Tumor microenvironment-derived proteins dominate the plasma proteome response during breast cancer induction and progression.

机构信息

Division of Public Health Sciences, Fred Hutchinson Cancer Research Center, Seattle, WA, USA.

出版信息

Cancer Res. 2011 Aug 1;71(15):5090-100. doi: 10.1158/0008-5472.CAN-11-0568. Epub 2011 Jun 8.

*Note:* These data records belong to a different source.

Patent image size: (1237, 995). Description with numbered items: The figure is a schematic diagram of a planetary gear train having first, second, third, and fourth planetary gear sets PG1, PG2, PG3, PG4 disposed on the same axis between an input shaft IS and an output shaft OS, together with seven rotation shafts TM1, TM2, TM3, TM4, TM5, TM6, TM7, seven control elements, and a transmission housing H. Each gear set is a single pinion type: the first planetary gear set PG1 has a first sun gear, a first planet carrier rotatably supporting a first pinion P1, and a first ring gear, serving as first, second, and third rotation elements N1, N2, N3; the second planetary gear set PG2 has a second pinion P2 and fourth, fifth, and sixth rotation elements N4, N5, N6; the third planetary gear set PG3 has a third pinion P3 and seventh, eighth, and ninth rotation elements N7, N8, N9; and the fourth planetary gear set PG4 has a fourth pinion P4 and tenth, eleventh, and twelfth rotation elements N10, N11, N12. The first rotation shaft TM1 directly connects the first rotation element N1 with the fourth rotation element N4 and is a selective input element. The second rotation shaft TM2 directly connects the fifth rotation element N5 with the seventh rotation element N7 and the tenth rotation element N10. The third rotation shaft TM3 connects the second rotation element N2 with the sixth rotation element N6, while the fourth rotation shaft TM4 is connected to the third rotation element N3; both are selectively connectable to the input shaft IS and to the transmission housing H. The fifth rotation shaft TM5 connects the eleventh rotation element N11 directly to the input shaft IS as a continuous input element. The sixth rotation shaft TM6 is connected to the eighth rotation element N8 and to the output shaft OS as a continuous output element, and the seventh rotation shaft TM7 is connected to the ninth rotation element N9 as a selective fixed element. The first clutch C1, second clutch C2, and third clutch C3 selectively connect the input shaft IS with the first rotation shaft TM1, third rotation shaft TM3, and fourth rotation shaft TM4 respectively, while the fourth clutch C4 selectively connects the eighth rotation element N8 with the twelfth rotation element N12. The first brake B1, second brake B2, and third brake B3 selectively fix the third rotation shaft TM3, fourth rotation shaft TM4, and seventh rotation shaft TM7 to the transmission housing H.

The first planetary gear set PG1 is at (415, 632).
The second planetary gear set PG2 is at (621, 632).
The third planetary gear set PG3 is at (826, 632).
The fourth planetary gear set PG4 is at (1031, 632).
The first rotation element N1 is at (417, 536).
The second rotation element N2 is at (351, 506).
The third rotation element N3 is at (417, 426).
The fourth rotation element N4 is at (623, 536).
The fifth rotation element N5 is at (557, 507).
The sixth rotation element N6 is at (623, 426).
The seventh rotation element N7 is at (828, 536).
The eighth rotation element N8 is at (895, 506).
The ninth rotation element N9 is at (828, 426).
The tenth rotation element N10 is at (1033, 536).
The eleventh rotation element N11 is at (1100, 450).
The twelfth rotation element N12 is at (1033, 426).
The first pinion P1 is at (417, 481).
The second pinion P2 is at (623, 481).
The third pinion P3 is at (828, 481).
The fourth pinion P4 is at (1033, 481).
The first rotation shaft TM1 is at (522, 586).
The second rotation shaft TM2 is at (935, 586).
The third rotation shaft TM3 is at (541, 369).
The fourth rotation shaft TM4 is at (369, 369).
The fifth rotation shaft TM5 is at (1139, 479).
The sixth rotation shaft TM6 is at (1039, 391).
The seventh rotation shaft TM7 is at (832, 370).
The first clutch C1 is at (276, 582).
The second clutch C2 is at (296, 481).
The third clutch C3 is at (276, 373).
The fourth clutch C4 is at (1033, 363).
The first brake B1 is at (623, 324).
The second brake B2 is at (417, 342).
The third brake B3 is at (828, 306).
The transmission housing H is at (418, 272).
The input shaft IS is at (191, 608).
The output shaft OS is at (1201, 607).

DOI:10.1158/0008-5472.CAN-11-0568
PMID:21653680
原文链接:https://pmc.ncbi.nlm.nih.gov/articles/PMC3148311/
Abstract

Tumor development relies upon essential contributions from the tumor microenvironment and host immune alterations. These contributions may inform the plasma proteome in a manner that could be exploited for cancer diagnosis and prognosis. In this study, we employed a systems biology approach to characterize the plasma proteome response in the inducible HER2/neu mouse model of breast cancer during tumor induction, progression, and regression. Mass spectrometry data derived from approximately 1.6 million spectra identified protein networks involved in wound healing, microenvironment, and metabolism that coordinately changed during tumor development. The observed alterations developed prior to cancer detection, increased progressively with tumor growth and reverted toward baseline with tumor regression. Gene expression and immunohistochemical analyses suggested that the cancer-associated plasma proteome was derived from transcriptional responses in the noncancerous host tissues as well as the developing tumor. The proteomic signature was distinct from a nonspecific response to inflammation. Overall, the developing tumor simultaneously engaged a number of innate physiologic processes, including wound repair, immune response, coagulation and complement cascades, tissue remodeling, and metabolic homeostasis that were all detectable in plasma. Our findings offer an integrated view of tumor development relevant to plasma-based strategies to detect and diagnose cancer.

摘要

肿瘤的发展依赖于肿瘤微环境和宿主免疫改变的必要贡献。这些贡献可能以一种可用于癌症诊断和预后的方式来影响血浆蛋白质组。在这项研究中,我们采用系统生物学方法来描述在可诱导的 HER2/neu 小鼠乳腺癌模型中肿瘤诱导、进展和消退过程中血浆蛋白质组的反应。从大约 160 万谱图中获得的质谱数据鉴定了涉及伤口愈合、微环境和代谢的蛋白质网络,这些网络在肿瘤发生过程中协调变化。观察到的改变发生在癌症检测之前,随着肿瘤的生长而逐渐增加,并随着肿瘤的消退而恢复到基线。基因表达和免疫组织化学分析表明,癌症相关的血浆蛋白质组来源于非癌宿主组织以及正在发育的肿瘤的转录反应。蛋白质组学特征与非特异性炎症反应不同。总的来说,正在发育的肿瘤同时参与了许多先天的生理过程,包括伤口修复、免疫反应、凝血和补体级联、组织重塑和代谢平衡,这些都可以在血浆中检测到。我们的发现提供了一个与基于血浆的癌症检测和诊断策略相关的肿瘤发展的综合视图。